Se todas estas hipóteses, aparentemente congruentes e empiricamente justificáveis, lógicas e holísticas não explicam a perenidade da afirmação «Dantes é que era bom», que raio de explicação terá? É fácil. As pessoas dizem que «Dantes é que era bom» porque «Dantes é que era bom». Mas era mesmo. Atenção que o advérbio de tempo “dantes”, aqui, não significa os bolorentos que têm saudades de Oliveira Salazar, porque, para esses, o Moyle já tem apresentado algumas soluções com o título de “Saudades de Salazar”. Afilando o raciocínio com a Navalha de Ockham [mais uma vulgar demonstração de erudição, desta vez medievalista], devo lembrar-vos que a maior parte das vezes a resposta mais simples é, precisamente, a única que está certa.
Agora perguntam vocês: - Mas esperas mesmo que nós engulamos essas patranhas sem provas? Não, claro que o Moyle não espera isso. De facto ficaria muito desapontado convosco se não tivessem colocado esta questão, porque sabe que é o modernismo racionalista de matriz cartesiana o substrato da vossa intelectualidade [nesta passagem nota-se perfeitamente a vastidão de conhecimentos em filosofia moderna]. E, deixem que vos seja dito, mostram bastante sensatez nessa vossa atitude de “sem provas nada feito”.
Sabem como é que o Moyle chegou à sua brilhante conclusão? Através da simples observação dos factos puros e duros. O contacto com a realidade revelou-a na sua plenitude e simplicidade. Em vez de andar a ler as opiniões dos coetâneos de eras passadas, que são a realidade mastigada e cuspida em livros, o Moyle viu essa mesma realidade.
Vejam todas a imagens que o Moyle vos traz. Sendo de épocas, locais e civilizações diferentes, ampliou-se a qualidade e a significância da amostra, robustecendo-se, com isso, a profundidade da argumentação apresentada. Todas as múmias apresentadas nestas fotografias estão a rir descaradamente, ostentando largos e impudicos sorrisos de quem está contente com a vida. Como seria isto possível se não vivessem bem e felizes?
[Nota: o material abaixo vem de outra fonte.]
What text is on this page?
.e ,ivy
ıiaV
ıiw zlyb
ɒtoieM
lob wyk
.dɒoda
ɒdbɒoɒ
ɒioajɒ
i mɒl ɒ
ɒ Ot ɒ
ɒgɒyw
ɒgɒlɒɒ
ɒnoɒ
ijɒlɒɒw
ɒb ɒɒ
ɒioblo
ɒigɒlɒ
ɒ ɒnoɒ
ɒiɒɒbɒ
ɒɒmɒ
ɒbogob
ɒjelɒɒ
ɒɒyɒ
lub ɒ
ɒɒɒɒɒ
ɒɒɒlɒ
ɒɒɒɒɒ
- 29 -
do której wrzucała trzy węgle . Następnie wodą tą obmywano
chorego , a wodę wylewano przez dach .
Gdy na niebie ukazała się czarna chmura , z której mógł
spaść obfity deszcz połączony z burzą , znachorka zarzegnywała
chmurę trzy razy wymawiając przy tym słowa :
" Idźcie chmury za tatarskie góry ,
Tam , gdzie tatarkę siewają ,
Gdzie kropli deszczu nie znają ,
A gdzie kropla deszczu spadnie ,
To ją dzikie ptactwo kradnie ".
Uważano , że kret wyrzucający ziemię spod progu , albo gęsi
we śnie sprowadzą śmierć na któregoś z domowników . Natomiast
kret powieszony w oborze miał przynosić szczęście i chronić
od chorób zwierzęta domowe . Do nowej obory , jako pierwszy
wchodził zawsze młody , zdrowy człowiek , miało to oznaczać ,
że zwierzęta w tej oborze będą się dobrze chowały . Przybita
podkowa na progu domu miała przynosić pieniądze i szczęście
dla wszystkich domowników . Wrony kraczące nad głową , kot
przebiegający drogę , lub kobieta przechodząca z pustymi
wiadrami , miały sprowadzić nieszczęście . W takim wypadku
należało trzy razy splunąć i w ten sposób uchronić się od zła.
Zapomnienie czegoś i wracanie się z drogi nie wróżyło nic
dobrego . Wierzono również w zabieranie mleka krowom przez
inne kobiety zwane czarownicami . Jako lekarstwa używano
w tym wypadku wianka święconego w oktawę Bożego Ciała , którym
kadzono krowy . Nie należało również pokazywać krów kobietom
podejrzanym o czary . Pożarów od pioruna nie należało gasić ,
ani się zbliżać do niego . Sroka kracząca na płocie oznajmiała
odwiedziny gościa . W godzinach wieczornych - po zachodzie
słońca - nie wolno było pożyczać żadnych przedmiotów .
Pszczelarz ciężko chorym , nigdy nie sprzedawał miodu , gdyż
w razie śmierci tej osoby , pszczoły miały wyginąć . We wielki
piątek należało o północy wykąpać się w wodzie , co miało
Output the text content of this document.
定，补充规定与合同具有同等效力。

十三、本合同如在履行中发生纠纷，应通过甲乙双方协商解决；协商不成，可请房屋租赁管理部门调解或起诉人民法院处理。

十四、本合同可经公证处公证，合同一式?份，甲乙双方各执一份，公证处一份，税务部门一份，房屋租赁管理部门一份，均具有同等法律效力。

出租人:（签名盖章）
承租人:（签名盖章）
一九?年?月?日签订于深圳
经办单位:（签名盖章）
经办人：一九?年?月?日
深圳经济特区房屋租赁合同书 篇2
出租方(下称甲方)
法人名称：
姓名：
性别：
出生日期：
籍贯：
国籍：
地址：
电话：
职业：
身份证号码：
Esta gente morreu toda a rir, como se vê pela forma como mostram todos os dentes ao mesmo tempo.
Sem prestações, sem poluição, sem Sócrates [aquele da… ai como é se chama aquilo… a… engenharia, dizem], sem sondagens, sem stress, sem insónias nem depressões, sem desemprego e com vinhaça à discrição (sem ser preciso pagar por uma garrafa o que custa uma pipa), com muita natureza ao vivo e a cores. A vida não seria fácil, claro que não, não podemos esquecer que não havia banho quente, tabaco enrolado, nem Sporttv, mas mesmo assim viver-se-ia numa pureza descontraída, sem a tirania do lucro e do crédito. Uma aurea mediocritas hedonista no seu esplendor.
41 comentários:
Texto perfeito. E até foste buscar a navalha de Occam, para cortares o excedente. Muito bem.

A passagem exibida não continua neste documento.